— Но какое тебе дело, Алексей, в кого веруют киевляне? Разве не везде народ имеет своих собственных богов? Варяги поклоняются Одену; западные славяне чтят Световида; в Ретре[53]
молятся богу Родегасту[54]; греки, которых веру исповедуешь и ты, имеют также своего бога.— Бог один, Всеслав! — прервал кротким голосом старик. — Все народы называют по-своему дневное светило, но разве не то же самое Солнце, которое освещает нашу Землю, светит и у варягов, и у западных славян, и в Ретре, и в Греции? Разве не все повинуется единому закону, не все идет своею чередой? Не везде ли мы родимся с плачем и умираем в скорбях и болезнях; не везде ли, проходя жизненным путем, мы встречаем одни и те же радости, одну и ту же печаль? В юности нас борят страсти, в старости подавляют злые недуги. Та же самая жизнь, которая двигает и заставляет пресмыкаться во прахе ничтожного червяка, расширяет мощные крылья поднебесного орла. Посмотри, как стройно текут по небесам воздушные светила! Обращаются ли реки когда-нибудь вспять; цветут ли зимою деревья; не везде ли день сменяется ночью, а после ночи наступает новый день?
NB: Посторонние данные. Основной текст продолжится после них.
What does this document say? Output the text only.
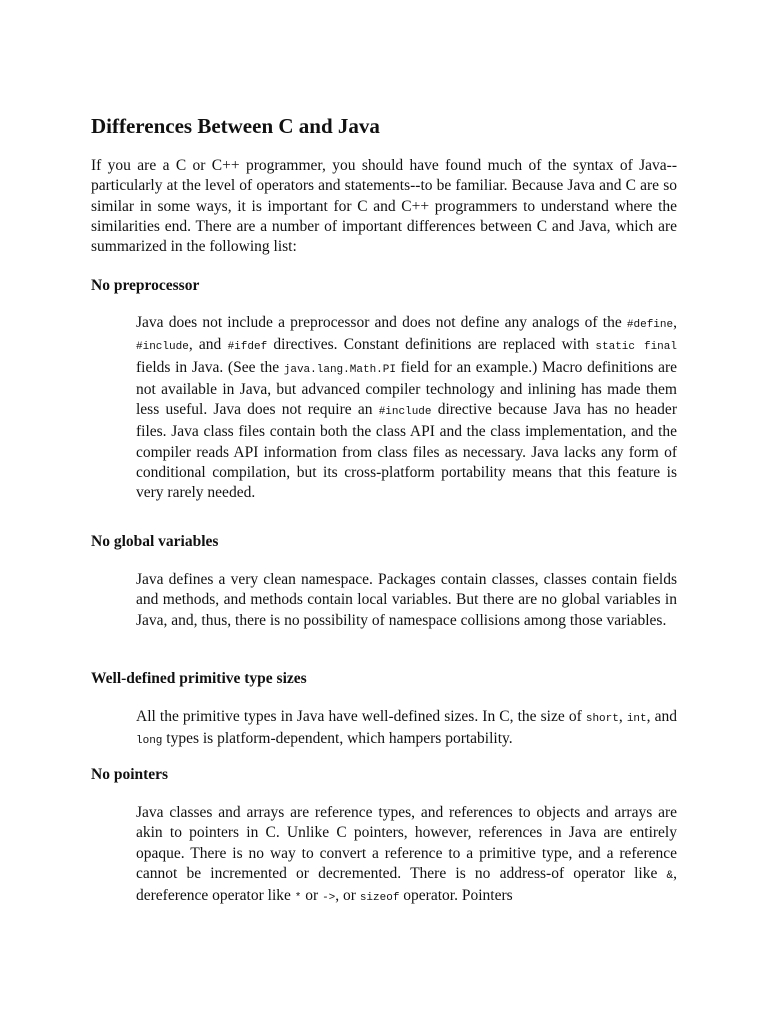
Differences Between C and Java

If you are a C or C++ programmer, you should have found much of the syntax of Java--particularly at the level of operators and statements--to be familiar. Because Java and C are so similar in some ways, it is important for C and C++ programmers to understand where the similarities end. There are a number of important differences between C and Java, which are summarized in the following list:

No preprocessor

Java does not include a preprocessor and does not define any analogs of the #define, #include, and #ifdef directives. Constant definitions are replaced with static final fields in Java. (See the java.lang.Math.PI field for an example.) Macro definitions are not available in Java, but advanced compiler technology and inlining has made them less useful. Java does not require an #include directive because Java has no header files. Java class files contain both the class API and the class implementation, and the compiler reads API information from class files as necessary. Java lacks any form of conditional compilation, but its cross-platform portability means that this feature is very rarely needed.

No global variables

Java defines a very clean namespace. Packages contain classes, classes contain fields and methods, and methods contain local variables. But there are no global variables in Java, and, thus, there is no possibility of namespace collisions among those variables.

Well-defined primitive type sizes

All the primitive types in Java have well-defined sizes. In C, the size of short, int, and long types is platform-dependent, which hampers portability.

No pointers

Java classes and arrays are reference types, and references to objects and arrays are akin to pointers in C. Unlike C pointers, however, references in Java are entirely opaque. There is no way to convert a reference to a primitive type, and a reference cannot be incremented or decremented. There is no address-of operator like &, dereference operator like * or ->, or sizeof operator. Pointers
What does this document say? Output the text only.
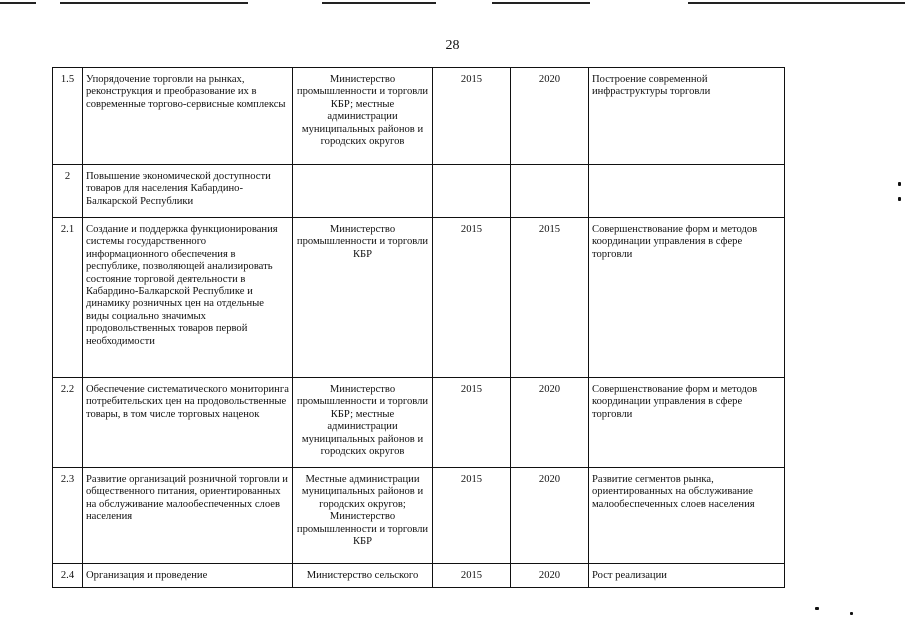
28
1.5	Упорядочение торговли на рынках, реконструкция и преобразование их в современные торгово-сервисные комплексы	Министерство промышленности и торговли КБР; местные администрации муниципальных районов и городских округов	2015	2020	Построение современной инфраструктуры торговли
2	Повышение экономической доступности товаров для населения Кабардино-Балкарской Республики				
2.1	Создание и поддержка функционирования системы государственного информационного обеспечения в республике, позволяющей анализировать состояние торговой деятельности в Кабардино-Балкарской Республике и динамику розничных цен на отдельные виды социально значимых продовольственных товаров первой необходимости	Министерство промышленности и торговли КБР	2015	2015	Совершенствование форм и методов координации управления в сфере торговли
2.2	Обеспечение систематического мониторинга потребительских цен на продовольственные товары, в том числе торговых наценок	Министерство промышленности и торговли КБР; местные администрации муниципальных районов и городских округов	2015	2020	Совершенствование форм и методов координации управления в сфере торговли
2.3	Развитие организаций розничной торговли и общественного питания, ориентированных на обслуживание малообеспеченных слоев населения	Местные администрации муниципальных районов и городских округов; Министерство промышленности и торговли КБР	2015	2020	Развитие сегментов рынка, ориентированных на обслуживание малообеспеченных слоев населения
2.4	Организация и проведение	Министерство сельского	2015	2020	Рост реализации
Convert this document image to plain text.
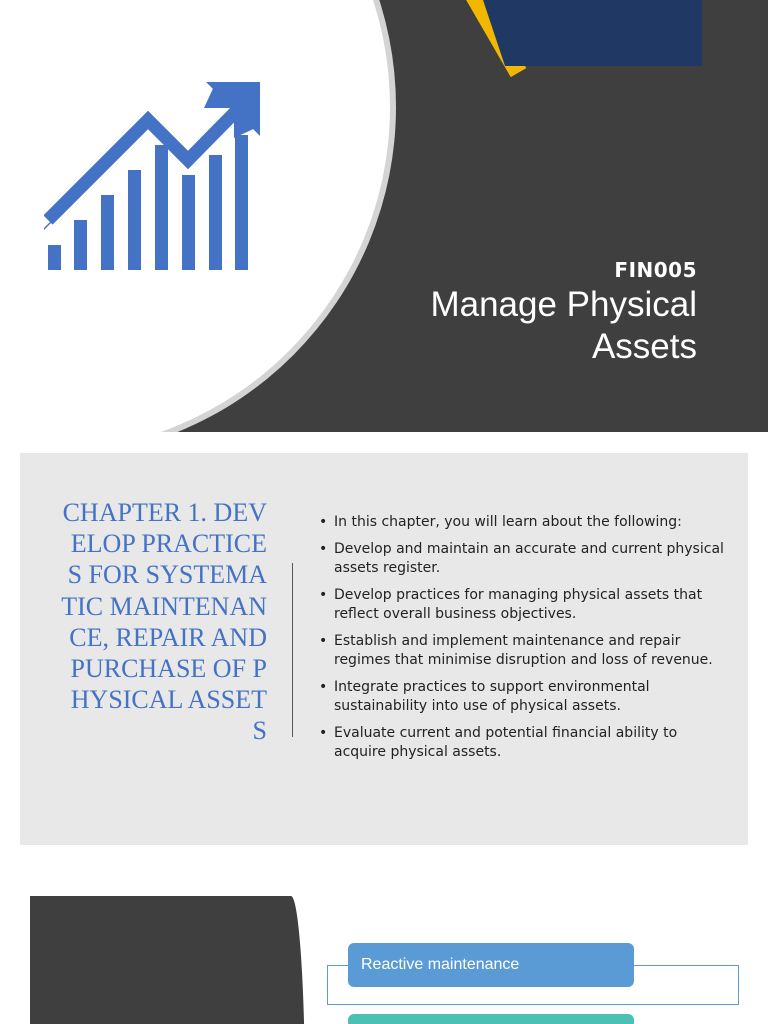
FIN005
Manage Physical Assets
CHAPTER 1. DEVELOP PRACTICES FOR SYSTEMATIC MAINTENANCE, REPAIR AND PURCHASE OF PHYSICAL ASSETS
• In this chapter, you will learn about the following:
• Develop and maintain an accurate and current physical assets register.
• Develop practices for managing physical assets that reflect overall business objectives.
• Establish and implement maintenance and repair regimes that minimise disruption and loss of revenue.
• Integrate practices to support environmental sustainability into use of physical assets.
• Evaluate current and potential financial ability to acquire physical assets.
Reactive maintenance
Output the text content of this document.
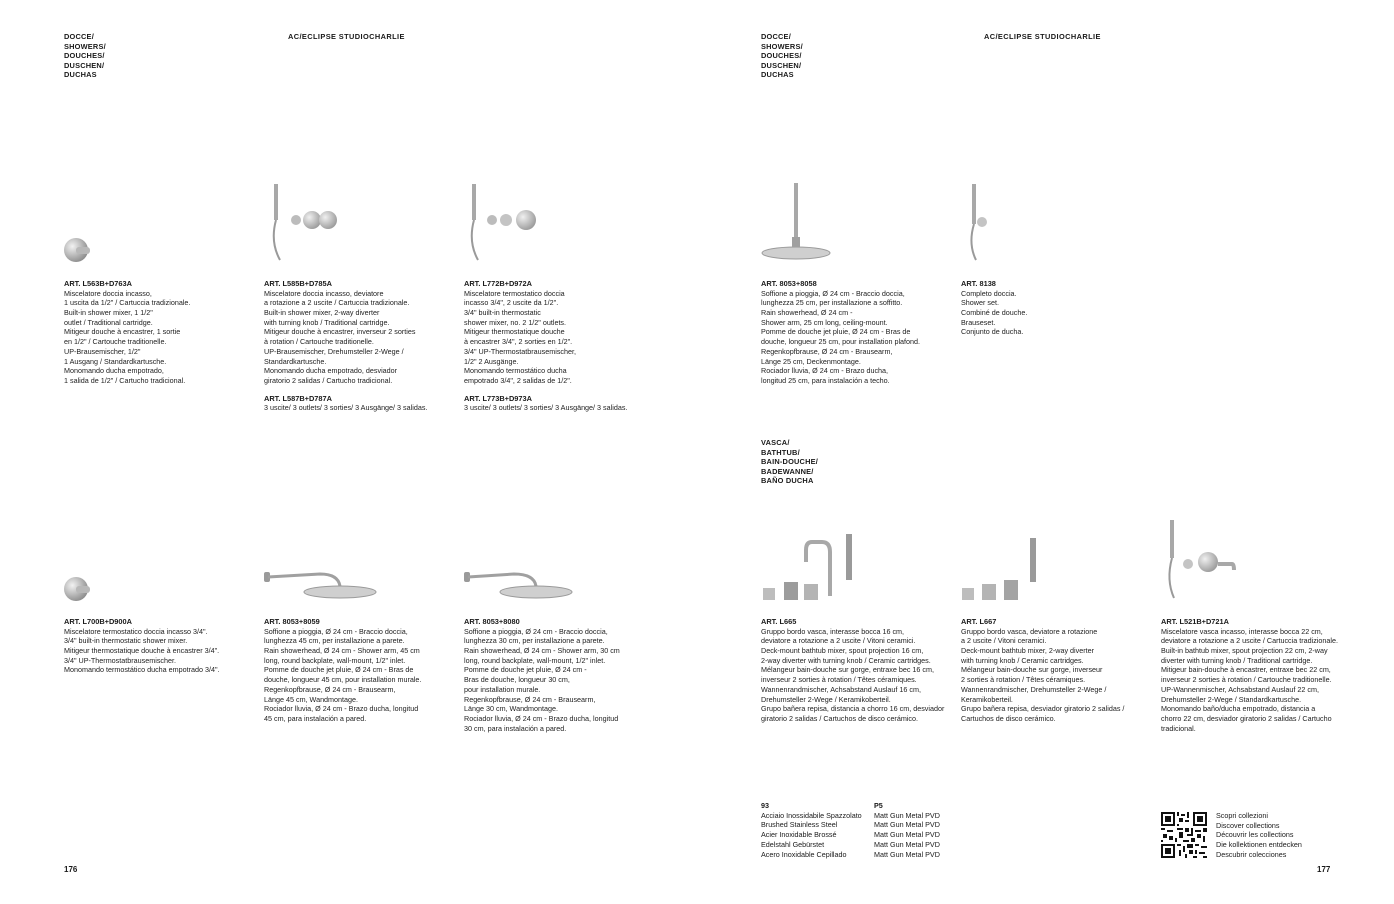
DOCCE/
SHOWERS/
DOUCHES/
DUSCHEN/
DUCHAS
AC/ECLIPSE STUDIOCHARLIE

ART. L563B+D763A

Miscelatore doccia incasso,
1 uscita da 1/2" / Cartuccia tradizionale.
Built-in shower mixer, 1 1/2"
outlet / Traditional cartridge.
Mitigeur douche à encastrer, 1 sortie
en 1/2" / Cartouche traditionelle.
UP-Brausemischer, 1/2"
1 Ausgang / Standardkartusche.
Monomando ducha empotrado,
1 salida de 1/2" / Cartucho tradicional.

ART. L585B+D785A

Miscelatore doccia incasso, deviatore
a rotazione a 2 uscite / Cartuccia tradizionale.
Built-in shower mixer, 2-way diverter
with turning knob / Traditional cartridge.
Mitigeur douche à encastrer, inverseur 2 sorties
à rotation / Cartouche traditionelle.
UP-Brausemischer, Drehumsteller 2-Wege /
Standardkartusche.
Monomando ducha empotrado, desviador
giratorio 2 salidas / Cartucho tradicional.

ART. L587B+D787A

3 uscite/ 3 outlets/ 3 sorties/ 3 Ausgänge/ 3 salidas.

ART. L772B+D972A

Miscelatore termostatico doccia
incasso 3/4", 2 uscite da 1/2".
3/4" built-in thermostatic
shower mixer, no. 2 1/2" outlets.
Mitigeur thermostatique douche
à encastrer 3/4", 2 sorties en 1/2".
3/4" UP-Thermostatbrausemischer,
1/2" 2 Ausgänge.
Monomando termostático ducha
empotrado 3/4", 2 salidas de 1/2".

ART. L773B+D973A

3 uscite/ 3 outlets/ 3 sorties/ 3 Ausgänge/ 3 salidas.

ART. L700B+D900A

Miscelatore termostatico doccia incasso 3/4".
3/4" built-in thermostatic shower mixer.
Mitigeur thermostatique douche à encastrer 3/4".
3/4" UP-Thermostatbrausemischer.
Monomando termostático ducha empotrado 3/4".

ART. 8053+8059

Soffione a pioggia, Ø 24 cm - Braccio doccia,
lunghezza 45 cm, per installazione a parete.
Rain showerhead, Ø 24 cm - Shower arm, 45 cm
long, round backplate, wall-mount, 1/2" inlet.
Pomme de douche jet pluie, Ø 24 cm - Bras de
douche, longueur 45 cm, pour installation murale.
Regenkopfbrause, Ø 24 cm - Brausearm,
Länge 45 cm, Wandmontage.
Rociador lluvia, Ø 24 cm - Brazo ducha, longitud
45 cm, para instalación a pared.

ART. 8053+8080

Soffione a pioggia, Ø 24 cm - Braccio doccia,
lunghezza 30 cm, per installazione a parete.
Rain showerhead, Ø 24 cm - Shower arm, 30 cm
long, round backplate, wall-mount, 1/2" inlet.
Pomme de douche jet pluie, Ø 24 cm -
Bras de douche, longueur 30 cm,
pour installation murale.
Regenkopfbrause, Ø 24 cm - Brausearm,
Länge 30 cm, Wandmontage.
Rociador lluvia, Ø 24 cm - Brazo ducha, longitud
30 cm, para instalación a pared.

176
DOCCE/
SHOWERS/
DOUCHES/
DUSCHEN/
DUCHAS
AC/ECLIPSE STUDIOCHARLIE

ART. 8053+8058

Soffione a pioggia, Ø 24 cm - Braccio doccia,
lunghezza 25 cm, per installazione a soffitto.
Rain showerhead, Ø 24 cm -
Shower arm, 25 cm long, ceiling-mount.
Pomme de douche jet pluie, Ø 24 cm - Bras de
douche, longueur 25 cm, pour installation plafond.
Regenkopfbrause, Ø 24 cm - Brausearm,
Länge 25 cm, Deckenmontage.
Rociador lluvia, Ø 24 cm - Brazo ducha,
longitud 25 cm, para instalación a techo.

ART. 8138

Completo doccia.
Shower set.
Combiné de douche.
Brauseset.
Conjunto de ducha.

VASCA/
BATHTUB/
BAIN-DOUCHE/
BADEWANNE/
BAÑO DUCHA

ART. L665

Gruppo bordo vasca, interasse bocca 16 cm,
deviatore a rotazione a 2 uscite / Vitoni ceramici.
Deck-mount bathtub mixer, spout projection 16 cm,
2-way diverter with turning knob / Ceramic cartridges.
Mélangeur bain-douche sur gorge, entraxe bec 16 cm,
inverseur 2 sorties à rotation / Têtes céramiques.
Wannenrandmischer, Achsabstand Auslauf 16 cm,
Drehumsteller 2-Wege / Keramikoberteil.
Grupo bañera repisa, distancia a chorro 16 cm, desviador
giratorio 2 salidas / Cartuchos de disco cerámico.

ART. L667

Gruppo bordo vasca, deviatore a rotazione
a 2 uscite / Vitoni ceramici.
Deck-mount bathtub mixer, 2-way diverter
with turning knob / Ceramic cartridges.
Mélangeur bain-douche sur gorge, inverseur
2 sorties à rotation / Têtes céramiques.
Wannenrandmischer, Drehumsteller 2-Wege /
Keramikoberteil.
Grupo bañera repisa, desviador giratorio 2 salidas /
Cartuchos de disco cerámico.

ART. L521B+D721A

Miscelatore vasca incasso, interasse bocca 22 cm,
deviatore a rotazione a 2 uscite / Cartuccia tradizionale.
Built-in bathtub mixer, spout projection 22 cm, 2-way
diverter with turning knob / Traditional cartridge.
Mitigeur bain-douche à encastrer, entraxe bec 22 cm,
inverseur 2 sorties à rotation / Cartouche traditionelle.
UP-Wannenmischer, Achsabstand Auslauf 22 cm,
Drehumsteller 2-Wege / Standardkartusche.
Monomando baño/ducha empotrado, distancia a
chorro 22 cm, desviador giratorio 2 salidas / Cartucho
tradicional.

93
Acciaio Inossidabile Spazzolato
Brushed Stainless Steel
Acier Inoxidable Brossé
Edelstahl Gebürstet
Acero Inoxidable Cepillado
P5
Matt Gun Metal PVD
Matt Gun Metal PVD
Matt Gun Metal PVD
Matt Gun Metal PVD
Matt Gun Metal PVD
Scopri collezioni
Discover collections
Découvrir les collections
Die kollektionen entdecken
Descubrir colecciones
177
И ты думаешь Всеслав, что не одна вседержавная десница, не один всемогущий бог хранит эти предвечные законы, управляет вселенною и держит в руке своей жребий всех царств и народов земных? Что значит ваш великий Киев перед гордою Византиею? Что сама Византия перед древними Фивами[55]
, Персеполисом[56] и Вавилоном?[57] Что все эти города, что вся земля наша в сравнении с беспредельными небесами? А испытай посадить в Киев двух великих князей — и ты увидишь тогда, сольются ли в единую волю две власти и два могущества, равные между собою?— Ах, — сказал Всеслав, — тебе не нужно убеждать меня в этом: давно уже я не могу молиться богам нашим, — душа моя жаждет познать истинного Бога. Но кто он, кто этот непостижимый, и почему я должен скорее верить словам твоим, чем словам другого?
— Так ты желаешь познать истинного Бога? — спросил Алексей, устремив на юношу свой взор, исполненный надежды и веселья.
— О, Алексей! Я отдал бы за это жизнь мою, но при одной мысли об этом смущается мой разум, сердце рвется, тоскует, и я теряю всю надежду…
— Не унывай, Всеслав! — прервал старик, положив ласково свою руку на плечо юноши. — «Блаженны алчущие и жаждущие правды, ибо они насытятся», — сказал Тот, чьи слова не прейдут, как прейдет этот мир и все живущие в нем. Но чтоб найти, надо искать, Всеслав. Ты недоволен своею верою, а старался ли ты узнавать, в чем состоит вера других народов? Желал ли ты просветить твой разум, беседуя с людьми опытными и мудрыми?
— Нет, Алексей, я мало помышлял об этом.
— Но неужели ты думаешь, что, пируя с друзьями своими, потешаясь охотою или удальством на игрушках богатырских, утопая среди забав и утех мирских, ты постигнешь это великое таинство, сокрытое на небесах и чуждое всего земного? Если б какой-нибудь сирота, узнав, что отец его, которого он никогда не видал, жив, но обитает в стране, ему неизвестной, не оставил ли бы свой дом и не пошел бы искать его по свету и расспрашивать всех о его жилище, а стал бы только вздыхать и тосковать о нем, лежа спокойно на своем роскошном ложе…
— О, я понимаю слова твои! — прервал юноша. — Ты называешь его отцом… Ах, никогда Богомил не говорил мне ничего подобного: он учил меня не любить богов, но бояться и трепетать их.
— Одни преступные рабы и лукавые наемники не любят и боятся своего господина! — прервал с сильным чувством старик. — Кто прилепился к нему всею душою своею, тот не раб, не наемник, а домочадец его. Да, Всеслав! Тот, кого мы называем отцом и господином, желал, как кокош[58]
, собрать под крылья своих всех сыновей земли; он пришел не губить, а спасать людей; он радуется раскаянию грешника и требует любви его, а не богатых даров и жертв, коими вы стараетесь задобрить богов ваших.— Но о ком ты говоришь, Алексей? — спросил с удивлением юноша.